Ce dernier, petit-fils de l’ancien premier ministre du Québec Félix-Gabriel Marchand, a tôt fait de l’introduire dans la haute société québequoise dont Marthe devait connaître bientôt tous les rouages, ce qui lui permettra, le temps venu, huit ans plus tard d’y trouver quelques cheminements bienvenus lorsqu’elle appela aux soutiens pour les combattants de la Résistance.

Car le lien que Marthe et André nouent avec le monde ne se résume pas à une anecdote privée. Jamais ils n’ont vécu, dans une bulle étanche, soustraits aux ouragans de l’Histoire. Jamais, pour Marthe, la « réalité » de la France – malgré la distance – n’a perdu de son épaisseur sensible. Jamais l’obligation envers la patrie n’a cessé d’être une évidence. La France est une idée nécessaire au monde.

Aussi, suit-elle d’un œil inquiet le défi que partout en Europe le totalitarisme adresse à ses frontières.
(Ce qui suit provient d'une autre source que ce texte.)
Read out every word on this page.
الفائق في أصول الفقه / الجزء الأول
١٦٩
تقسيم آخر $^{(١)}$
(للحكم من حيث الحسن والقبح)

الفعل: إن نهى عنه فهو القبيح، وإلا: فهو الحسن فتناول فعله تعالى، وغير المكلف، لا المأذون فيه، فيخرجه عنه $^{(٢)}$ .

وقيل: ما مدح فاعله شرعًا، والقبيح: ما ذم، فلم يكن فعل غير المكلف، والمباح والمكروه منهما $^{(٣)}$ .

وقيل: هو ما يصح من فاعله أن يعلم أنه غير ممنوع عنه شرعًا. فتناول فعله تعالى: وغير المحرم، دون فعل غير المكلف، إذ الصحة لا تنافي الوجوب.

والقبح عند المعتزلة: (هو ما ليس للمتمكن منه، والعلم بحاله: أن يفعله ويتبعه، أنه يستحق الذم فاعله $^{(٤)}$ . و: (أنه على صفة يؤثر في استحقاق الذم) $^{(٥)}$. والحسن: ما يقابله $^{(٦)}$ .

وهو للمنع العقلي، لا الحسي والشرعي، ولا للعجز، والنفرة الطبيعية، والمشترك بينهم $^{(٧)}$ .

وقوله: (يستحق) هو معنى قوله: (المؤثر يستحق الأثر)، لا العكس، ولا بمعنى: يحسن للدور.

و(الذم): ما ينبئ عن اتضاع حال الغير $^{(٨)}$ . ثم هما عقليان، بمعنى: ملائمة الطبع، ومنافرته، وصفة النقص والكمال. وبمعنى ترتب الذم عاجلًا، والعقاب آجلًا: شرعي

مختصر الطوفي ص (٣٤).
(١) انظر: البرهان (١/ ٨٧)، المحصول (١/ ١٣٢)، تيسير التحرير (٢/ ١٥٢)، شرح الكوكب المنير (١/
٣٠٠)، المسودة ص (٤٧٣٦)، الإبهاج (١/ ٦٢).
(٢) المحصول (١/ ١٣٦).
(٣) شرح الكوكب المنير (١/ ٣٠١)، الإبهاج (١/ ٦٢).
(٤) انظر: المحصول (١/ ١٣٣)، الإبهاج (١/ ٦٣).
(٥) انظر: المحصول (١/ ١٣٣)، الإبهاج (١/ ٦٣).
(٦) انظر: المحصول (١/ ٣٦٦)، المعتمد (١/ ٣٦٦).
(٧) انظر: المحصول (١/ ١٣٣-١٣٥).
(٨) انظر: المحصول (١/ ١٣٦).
Des rodomontades d’un Mussolini à l’accession d’Hitler à la chancellerie, de la Guerre d’Espagne aux Accords de Munich, il n’est pas douteux que l’époque frémit du « ré-ensauvagement » du monde et vire à orage. La déclaration de guerre trouve une Marthe Simard d’emblée mobilisée, créant L’Entraide aux combattants de langue française afin d’apporter tout le soutien nécessaire aux soldats du front. Mais en guise de front, septembre 39 inaugure « la drôle de guerre » ; une montée de l’orage qui durera neuf mois, comme l’a si bien dit Julien Gracq : « un orage si intolérablement lent à crever, tellement pesant que les cervelles s’hébètent et qu’on pressent qu’une telle nuée ne pourra plus se résoudre qu’en pluie de sang. » Ce sera mai 40, et en quelques semaines, l’enfoncement des lignes par les Ardennes, Anglais et Français bientôt repoussés à la mer … Alors tout plie, tout recule, tout se débande, avec Paris livré le 14 juin.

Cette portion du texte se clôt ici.